Дункан сделал глубокий вдох. Может, она действительно просто вышла прогуляться. Тем не менее казалось странным, что она оставила его одного в таком состоянии, а кроме прочего существовала опасность, что, выходя на улицу, она станет легкой добычей Грэма. Что, если он вообще всю ночь ждал ее в холле? Дункан скомкал записку, и чернила запачкали ему руку. Влажные – значит, Джина ушла недавно. Он все еще может догнать ее. Схватив ключ от номера и сунув ноги в туфли, он, морщась, поспешил в вестибюль. За стойкой регистрации сидела женщина. Дункан спросил ее, видела ли она, как его жена – молодая женщина с каштановыми волосами – выходила этим утром.
– Моя смена только началась. Но вроде как недавно выходила женщина.
– Она была с мужчиной? Примерно моего возраста, высокий, светловолосый.
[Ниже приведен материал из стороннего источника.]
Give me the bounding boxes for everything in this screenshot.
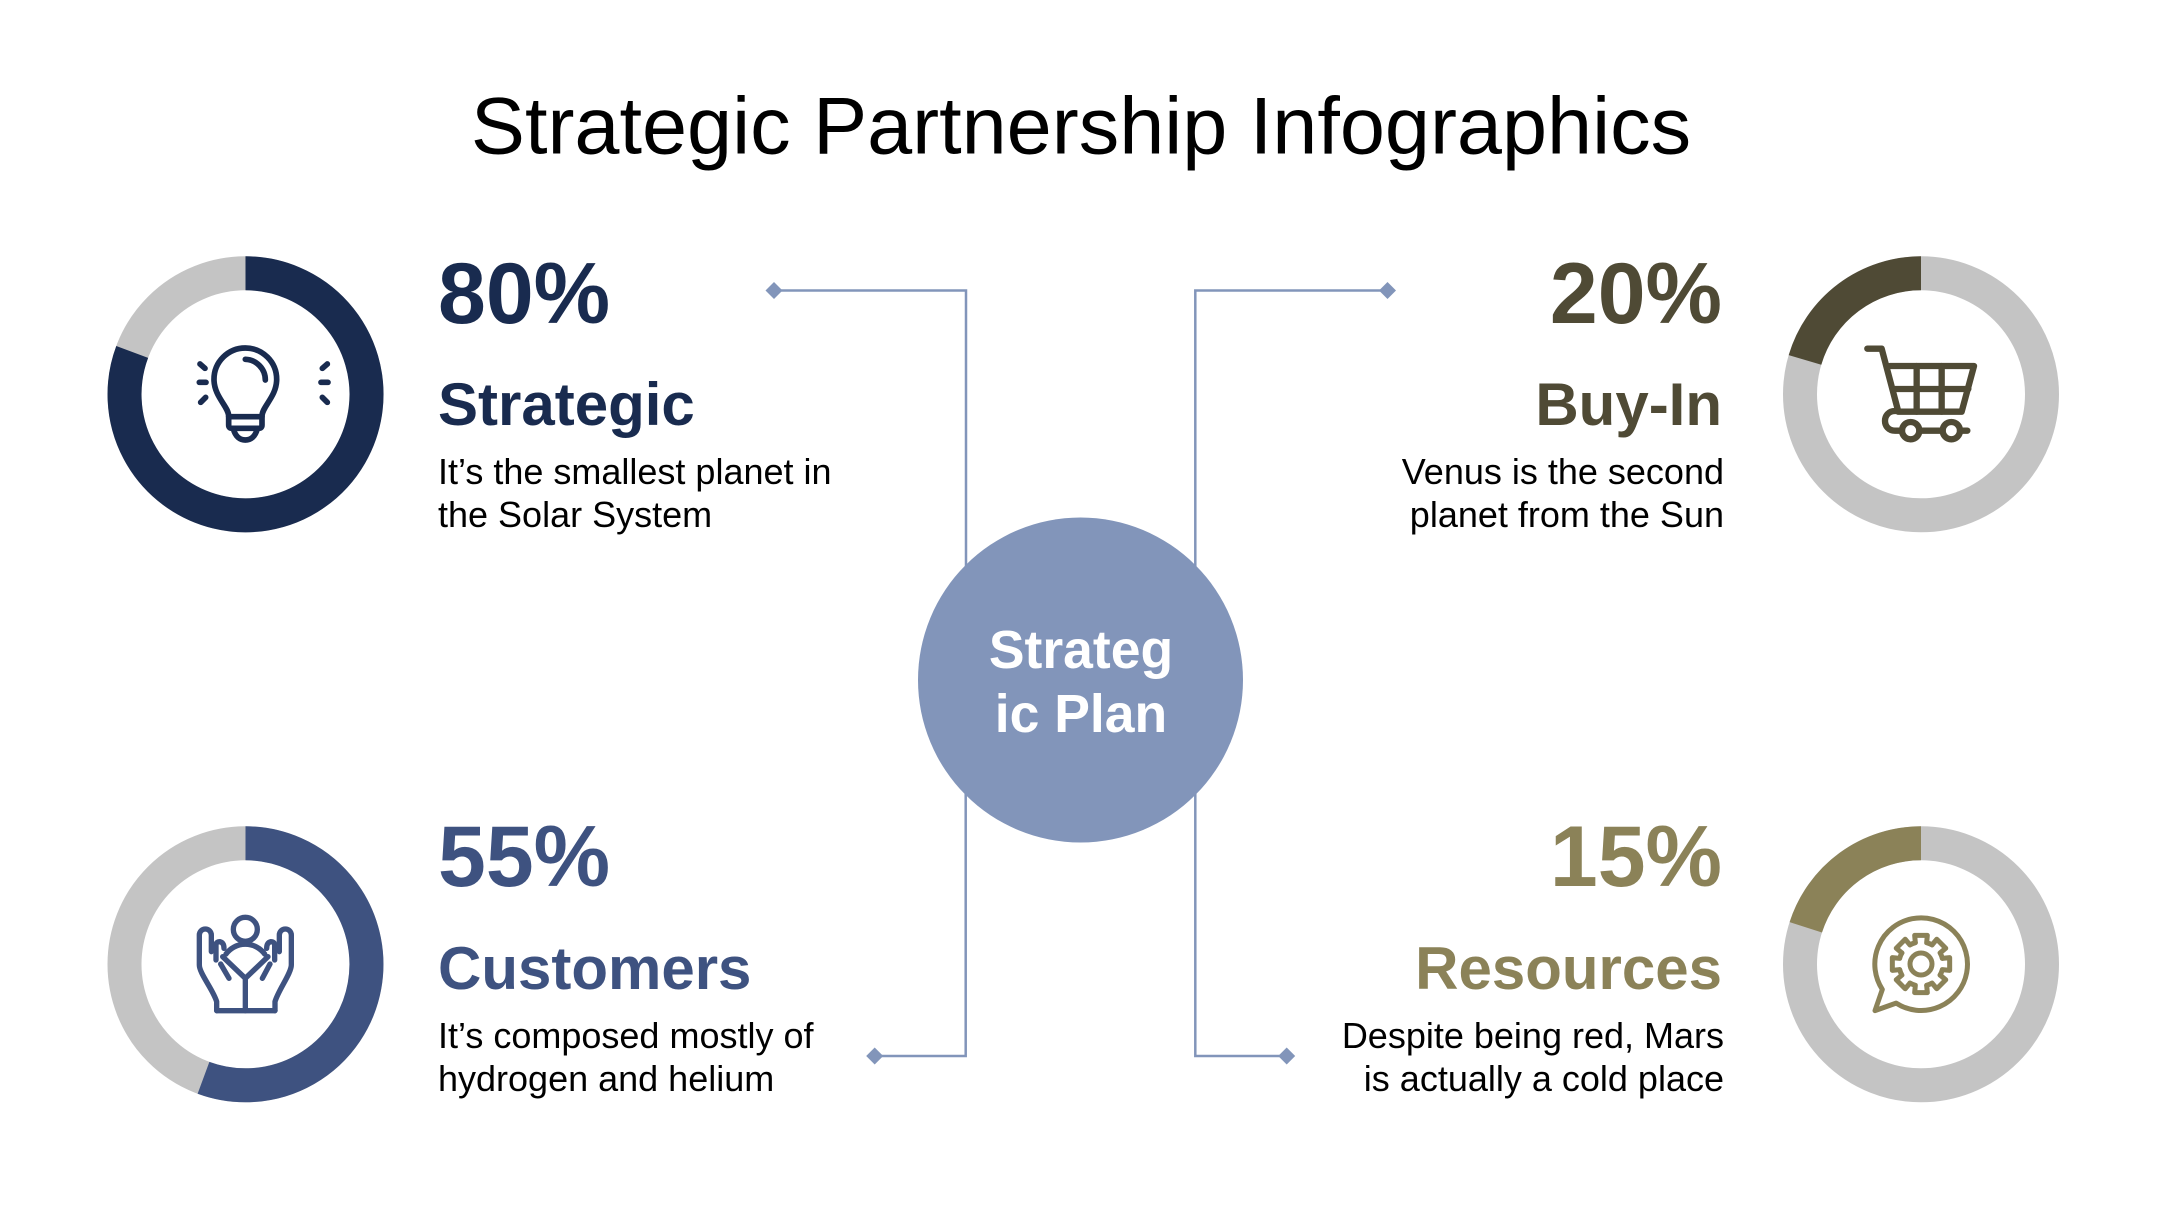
panel: Customers 55% xyxy=(124,809,814,1099)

– Вроде нет, – ответила администратор к большому облегчению Дункана. – Вы ожидали посетителя?
– Да, я думаю, он должен был зайти, возможно, он оставил сообщение. Комната девятнадцать.
– Да, есть кое-что.
Женщина достала конверт из ячейки сзади. Дункан распечатал его и вытащил письмо, ожидая увидеть внизу имя Грэма. Но оно было подписано Вайолет.
«Дорогая Джина,
мне необходимо увидеться с тобой наедине и как можно скорее. Я полагала, что поговорю с тобой о многом, когда увидела тебя, но в полной мере осознала, что происходит, только после того, как поговорила с твоим отцом. Он мне все объяснил, теперь я должна объяснить тебе. Если ты сможешь незаметно улизнуть – встретимся в час у входа в отель, я буду ждать. Тебе нужно найти способ отвязаться от Дункана. Ты поймешь почему, когда я все расскажу.
Вайолет» Ситуация оказалась даже хуже, чем он предполагал. Теперь не только Грэм, но и Вайолет, а возможно, и полиция пытались добраться до Джины. Он должен найти ее первым, должен использовать все свои знания о ней, чтобы предугадать ее маршрут. Она могла бы вернуться на берег Влтавы, возможно, даже продолжить путь по Карлову мосту, хотя она уже была там, а вот Старого города она не видела. Старе-Место – всего в пяти минутах к северу от их отеля. Дункан вернулся в комнату, чтобы принять обезболивающее, прежде чем снова отправиться в путь. Каждый шаг причинял ему боль, но он спешил изо всех сил и вскоре наткнулся на Еврейский квартал. За пару минут прогулки по тесным улочкам Дункан насчитал пять синагог, самая выдающаяся среди них – Староновая синагога: неуклюжее сооружение с пожелтевшими оштукатуренными стенами и треугольной кирпичной крышей странных пропорций, в целом похожая на детскую имитацию изящной церкви.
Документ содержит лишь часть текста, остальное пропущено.